Entramos no Arroz Doce.
Já tem nome: últimos. Será o dito.
Continuo a saga pelos caminhos inconclusivos do inferno...
Quando morremos, nunca morremos sós. O nós não existe apenas na nossa alma. Estilhaços da nossa consciência, ou seja lá o isso for, exista ou não infinitude dos tempos, alojam-se nos outros e contaminam existências que vivem as suas próprias espiritualidades. As suas sobrevivências no efémero que transportamos. Cada um percorrendo caminhos autónomos, carregando múltiplas identidades e confrontando condicionalismos diversos, forma-se, constitui-se e constrói-se a partir dos avatares que circulam na proximidade oceânica da vida. Às vezes na contramão do devir. Alguns constituem-se somente da bebedeira dos outros. Essa embriaguez que é percecionada, para lá da realidade, como se a realidade fora. Cada um entende a si mesmo e o que o é possível receber do espaço extrassensorial de diversas maneiras. Inadvertidamente, o fora e o dentro confundem-se e confundem-nos para lá das circunstâncias. O eu múltiplo existe e subsiste fora do ser que o asperge nas palavras dos outros. Fora de mim, de nós, navega, argonauta oculto na penumbra de um plasma iniciático, ecrã onde se projetam e reproduzem as sombras dos sonhos embrionários, paradoxais, um eu desconhecido, arquipélago da consciência deslaçada desejando o todo numinoso. Inatingível. Muitas vezes, a maior parte de mim acontece fora de mim. Na periferia dos companheiros que viajam na perplexidade da planície habitada. É por isso que a morte acarreta uma derrocada em dominó dos que nos acompanham na efémera caminhada. Hoje e ontem e ainda mais para lá de nós. Quem não tem medo da morte não investe na vida. A vida é um embuste para os que se libertam da ameaça da morte.
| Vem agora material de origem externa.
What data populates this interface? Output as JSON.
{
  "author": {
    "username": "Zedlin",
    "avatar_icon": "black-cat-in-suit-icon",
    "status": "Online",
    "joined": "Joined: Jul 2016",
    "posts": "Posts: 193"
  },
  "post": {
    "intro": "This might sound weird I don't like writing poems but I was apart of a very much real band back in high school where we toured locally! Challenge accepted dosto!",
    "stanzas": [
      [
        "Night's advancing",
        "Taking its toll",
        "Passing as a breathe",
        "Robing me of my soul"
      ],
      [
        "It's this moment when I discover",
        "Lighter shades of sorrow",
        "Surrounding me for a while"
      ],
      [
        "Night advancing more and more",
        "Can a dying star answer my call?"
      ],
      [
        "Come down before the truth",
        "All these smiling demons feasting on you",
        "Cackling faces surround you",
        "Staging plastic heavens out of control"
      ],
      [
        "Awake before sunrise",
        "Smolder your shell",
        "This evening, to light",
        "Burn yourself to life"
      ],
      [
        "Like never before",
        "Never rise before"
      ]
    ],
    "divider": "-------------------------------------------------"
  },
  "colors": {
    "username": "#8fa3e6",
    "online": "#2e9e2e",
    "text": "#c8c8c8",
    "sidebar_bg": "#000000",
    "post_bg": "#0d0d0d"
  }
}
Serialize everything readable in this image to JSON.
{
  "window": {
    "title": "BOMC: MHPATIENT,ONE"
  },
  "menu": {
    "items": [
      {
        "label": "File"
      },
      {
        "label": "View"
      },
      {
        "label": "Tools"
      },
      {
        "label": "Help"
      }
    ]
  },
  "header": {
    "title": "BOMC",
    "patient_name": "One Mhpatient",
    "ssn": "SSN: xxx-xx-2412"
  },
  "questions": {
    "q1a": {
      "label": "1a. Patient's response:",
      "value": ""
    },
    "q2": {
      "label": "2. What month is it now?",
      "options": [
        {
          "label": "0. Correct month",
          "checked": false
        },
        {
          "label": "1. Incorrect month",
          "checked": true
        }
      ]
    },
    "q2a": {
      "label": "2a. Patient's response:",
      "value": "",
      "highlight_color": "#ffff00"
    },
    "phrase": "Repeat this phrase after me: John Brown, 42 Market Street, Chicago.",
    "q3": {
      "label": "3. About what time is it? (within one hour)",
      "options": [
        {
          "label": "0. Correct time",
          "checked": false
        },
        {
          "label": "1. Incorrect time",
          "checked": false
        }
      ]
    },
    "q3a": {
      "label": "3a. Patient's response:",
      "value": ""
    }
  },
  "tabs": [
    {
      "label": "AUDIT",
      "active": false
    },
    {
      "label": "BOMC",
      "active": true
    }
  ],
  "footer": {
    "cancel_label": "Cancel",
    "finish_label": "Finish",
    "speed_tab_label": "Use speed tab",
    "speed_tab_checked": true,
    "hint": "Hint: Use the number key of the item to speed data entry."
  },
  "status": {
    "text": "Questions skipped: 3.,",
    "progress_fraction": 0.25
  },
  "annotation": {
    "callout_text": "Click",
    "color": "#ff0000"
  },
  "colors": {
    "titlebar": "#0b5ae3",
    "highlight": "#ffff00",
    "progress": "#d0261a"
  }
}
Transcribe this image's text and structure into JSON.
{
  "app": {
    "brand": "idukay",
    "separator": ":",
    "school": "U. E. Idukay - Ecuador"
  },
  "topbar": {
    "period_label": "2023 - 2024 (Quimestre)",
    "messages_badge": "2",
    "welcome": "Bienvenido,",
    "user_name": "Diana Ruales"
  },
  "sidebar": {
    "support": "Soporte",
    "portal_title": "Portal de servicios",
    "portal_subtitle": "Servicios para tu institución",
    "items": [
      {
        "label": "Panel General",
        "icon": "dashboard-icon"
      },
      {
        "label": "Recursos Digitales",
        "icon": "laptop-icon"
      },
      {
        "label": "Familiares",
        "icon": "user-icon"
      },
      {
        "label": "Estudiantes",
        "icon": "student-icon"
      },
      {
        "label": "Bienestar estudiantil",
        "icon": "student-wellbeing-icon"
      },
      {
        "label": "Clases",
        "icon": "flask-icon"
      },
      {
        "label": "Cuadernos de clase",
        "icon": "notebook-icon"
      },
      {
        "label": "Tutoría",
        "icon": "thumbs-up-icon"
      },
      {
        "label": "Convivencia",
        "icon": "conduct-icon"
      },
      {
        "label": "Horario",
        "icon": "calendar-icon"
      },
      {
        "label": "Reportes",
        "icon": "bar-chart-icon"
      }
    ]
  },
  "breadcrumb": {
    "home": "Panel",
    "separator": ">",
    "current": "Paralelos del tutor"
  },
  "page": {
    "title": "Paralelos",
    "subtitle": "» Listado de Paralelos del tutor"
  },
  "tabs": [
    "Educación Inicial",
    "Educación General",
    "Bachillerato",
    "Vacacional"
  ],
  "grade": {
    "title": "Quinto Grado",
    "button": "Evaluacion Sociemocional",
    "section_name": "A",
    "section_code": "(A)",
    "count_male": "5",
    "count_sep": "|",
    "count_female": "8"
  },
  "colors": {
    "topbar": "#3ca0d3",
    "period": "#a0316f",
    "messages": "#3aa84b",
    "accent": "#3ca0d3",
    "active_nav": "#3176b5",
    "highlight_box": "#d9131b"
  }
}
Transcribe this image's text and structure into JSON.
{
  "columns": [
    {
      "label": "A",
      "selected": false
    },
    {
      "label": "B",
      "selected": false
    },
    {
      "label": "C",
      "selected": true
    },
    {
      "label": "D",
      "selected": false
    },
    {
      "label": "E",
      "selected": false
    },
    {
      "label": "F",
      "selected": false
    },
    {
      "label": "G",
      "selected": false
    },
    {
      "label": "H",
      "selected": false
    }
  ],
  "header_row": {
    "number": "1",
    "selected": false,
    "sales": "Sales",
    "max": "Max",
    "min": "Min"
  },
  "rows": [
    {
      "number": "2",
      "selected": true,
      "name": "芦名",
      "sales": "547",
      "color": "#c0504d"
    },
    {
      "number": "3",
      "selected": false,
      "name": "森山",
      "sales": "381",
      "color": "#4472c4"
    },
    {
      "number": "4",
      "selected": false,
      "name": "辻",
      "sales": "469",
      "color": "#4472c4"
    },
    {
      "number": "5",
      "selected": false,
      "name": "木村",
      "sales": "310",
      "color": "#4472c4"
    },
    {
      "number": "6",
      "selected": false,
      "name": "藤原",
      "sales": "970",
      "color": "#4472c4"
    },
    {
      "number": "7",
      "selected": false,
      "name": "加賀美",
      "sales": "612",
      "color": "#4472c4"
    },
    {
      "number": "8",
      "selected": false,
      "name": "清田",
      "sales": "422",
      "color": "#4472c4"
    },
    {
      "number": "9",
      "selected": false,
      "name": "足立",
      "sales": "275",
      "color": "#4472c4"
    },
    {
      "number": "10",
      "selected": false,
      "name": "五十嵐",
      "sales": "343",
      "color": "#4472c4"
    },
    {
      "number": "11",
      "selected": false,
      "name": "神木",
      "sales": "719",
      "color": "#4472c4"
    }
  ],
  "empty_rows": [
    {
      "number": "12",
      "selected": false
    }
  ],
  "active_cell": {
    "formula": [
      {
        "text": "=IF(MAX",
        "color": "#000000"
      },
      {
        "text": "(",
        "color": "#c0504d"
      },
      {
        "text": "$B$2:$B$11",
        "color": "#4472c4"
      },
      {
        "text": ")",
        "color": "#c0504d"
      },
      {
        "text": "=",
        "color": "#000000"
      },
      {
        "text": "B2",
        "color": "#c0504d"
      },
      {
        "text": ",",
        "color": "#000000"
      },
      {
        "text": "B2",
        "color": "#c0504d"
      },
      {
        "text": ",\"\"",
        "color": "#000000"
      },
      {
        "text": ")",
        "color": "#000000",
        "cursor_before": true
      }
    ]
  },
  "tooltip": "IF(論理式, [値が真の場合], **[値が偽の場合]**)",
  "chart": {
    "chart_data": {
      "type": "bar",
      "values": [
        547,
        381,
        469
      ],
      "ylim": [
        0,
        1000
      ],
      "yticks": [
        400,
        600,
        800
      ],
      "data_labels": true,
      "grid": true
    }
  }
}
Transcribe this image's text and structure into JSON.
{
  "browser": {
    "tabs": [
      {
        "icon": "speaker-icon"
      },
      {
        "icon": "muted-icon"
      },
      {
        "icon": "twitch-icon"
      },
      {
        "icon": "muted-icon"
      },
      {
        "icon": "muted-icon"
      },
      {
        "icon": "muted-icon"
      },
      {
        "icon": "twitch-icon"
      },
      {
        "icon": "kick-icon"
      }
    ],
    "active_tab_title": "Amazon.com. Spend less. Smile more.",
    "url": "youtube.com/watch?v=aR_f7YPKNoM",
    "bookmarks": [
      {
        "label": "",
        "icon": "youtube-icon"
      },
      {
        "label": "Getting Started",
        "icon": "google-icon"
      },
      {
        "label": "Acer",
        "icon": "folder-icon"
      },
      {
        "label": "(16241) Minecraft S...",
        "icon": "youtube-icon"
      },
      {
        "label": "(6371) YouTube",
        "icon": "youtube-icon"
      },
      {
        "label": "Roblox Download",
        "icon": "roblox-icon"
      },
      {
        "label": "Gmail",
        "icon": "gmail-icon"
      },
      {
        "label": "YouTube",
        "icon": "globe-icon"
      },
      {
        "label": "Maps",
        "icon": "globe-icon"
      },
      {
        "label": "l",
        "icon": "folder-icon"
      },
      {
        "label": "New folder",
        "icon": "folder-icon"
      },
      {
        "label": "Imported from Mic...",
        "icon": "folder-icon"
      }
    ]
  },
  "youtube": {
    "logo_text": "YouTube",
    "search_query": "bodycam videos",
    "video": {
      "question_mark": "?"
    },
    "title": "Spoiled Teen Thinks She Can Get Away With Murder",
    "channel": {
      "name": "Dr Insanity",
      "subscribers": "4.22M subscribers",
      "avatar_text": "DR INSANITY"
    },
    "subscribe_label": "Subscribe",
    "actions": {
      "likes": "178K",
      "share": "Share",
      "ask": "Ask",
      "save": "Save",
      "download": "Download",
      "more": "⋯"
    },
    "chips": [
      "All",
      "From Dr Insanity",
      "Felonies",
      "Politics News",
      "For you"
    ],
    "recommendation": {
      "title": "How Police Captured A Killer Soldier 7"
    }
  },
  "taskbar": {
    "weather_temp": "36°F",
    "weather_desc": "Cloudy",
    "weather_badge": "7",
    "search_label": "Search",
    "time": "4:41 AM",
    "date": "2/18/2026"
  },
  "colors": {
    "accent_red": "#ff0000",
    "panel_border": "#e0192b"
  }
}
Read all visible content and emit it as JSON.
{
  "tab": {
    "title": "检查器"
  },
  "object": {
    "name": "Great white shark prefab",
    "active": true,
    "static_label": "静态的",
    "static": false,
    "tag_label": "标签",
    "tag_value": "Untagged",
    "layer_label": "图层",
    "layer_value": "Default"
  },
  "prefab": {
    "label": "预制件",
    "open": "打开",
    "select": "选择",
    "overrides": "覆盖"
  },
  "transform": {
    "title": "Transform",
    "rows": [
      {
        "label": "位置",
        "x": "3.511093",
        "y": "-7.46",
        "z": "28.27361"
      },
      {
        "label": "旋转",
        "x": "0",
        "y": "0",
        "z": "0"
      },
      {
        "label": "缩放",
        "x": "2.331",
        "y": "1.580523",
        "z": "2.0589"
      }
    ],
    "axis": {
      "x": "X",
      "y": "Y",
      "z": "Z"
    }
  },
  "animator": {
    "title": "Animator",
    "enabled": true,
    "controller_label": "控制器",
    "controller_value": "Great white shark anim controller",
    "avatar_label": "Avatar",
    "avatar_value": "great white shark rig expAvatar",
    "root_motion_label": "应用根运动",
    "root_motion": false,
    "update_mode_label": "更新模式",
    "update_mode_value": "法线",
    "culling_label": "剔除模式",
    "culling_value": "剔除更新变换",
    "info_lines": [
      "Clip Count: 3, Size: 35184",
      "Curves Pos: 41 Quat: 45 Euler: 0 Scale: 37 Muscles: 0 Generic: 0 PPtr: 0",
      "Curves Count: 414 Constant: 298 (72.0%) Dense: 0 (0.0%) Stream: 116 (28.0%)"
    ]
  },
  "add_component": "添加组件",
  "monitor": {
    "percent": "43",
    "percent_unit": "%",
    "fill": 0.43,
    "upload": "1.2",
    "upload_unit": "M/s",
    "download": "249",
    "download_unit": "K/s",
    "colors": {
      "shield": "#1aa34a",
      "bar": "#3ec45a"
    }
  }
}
Os que a temem e reverenciam desenvolvem toda uma panóplia de estratagemas, ações e omissões para a ocultarem. Nestes, os artistas são os mais engenhosos mas, recorrentemente, os piores sucedidos. Ocultam a morte como ninguém…
A foto é de um amigo que já partiu. Foi personagem d`"Uma Mulher Disponível" e da minha vida.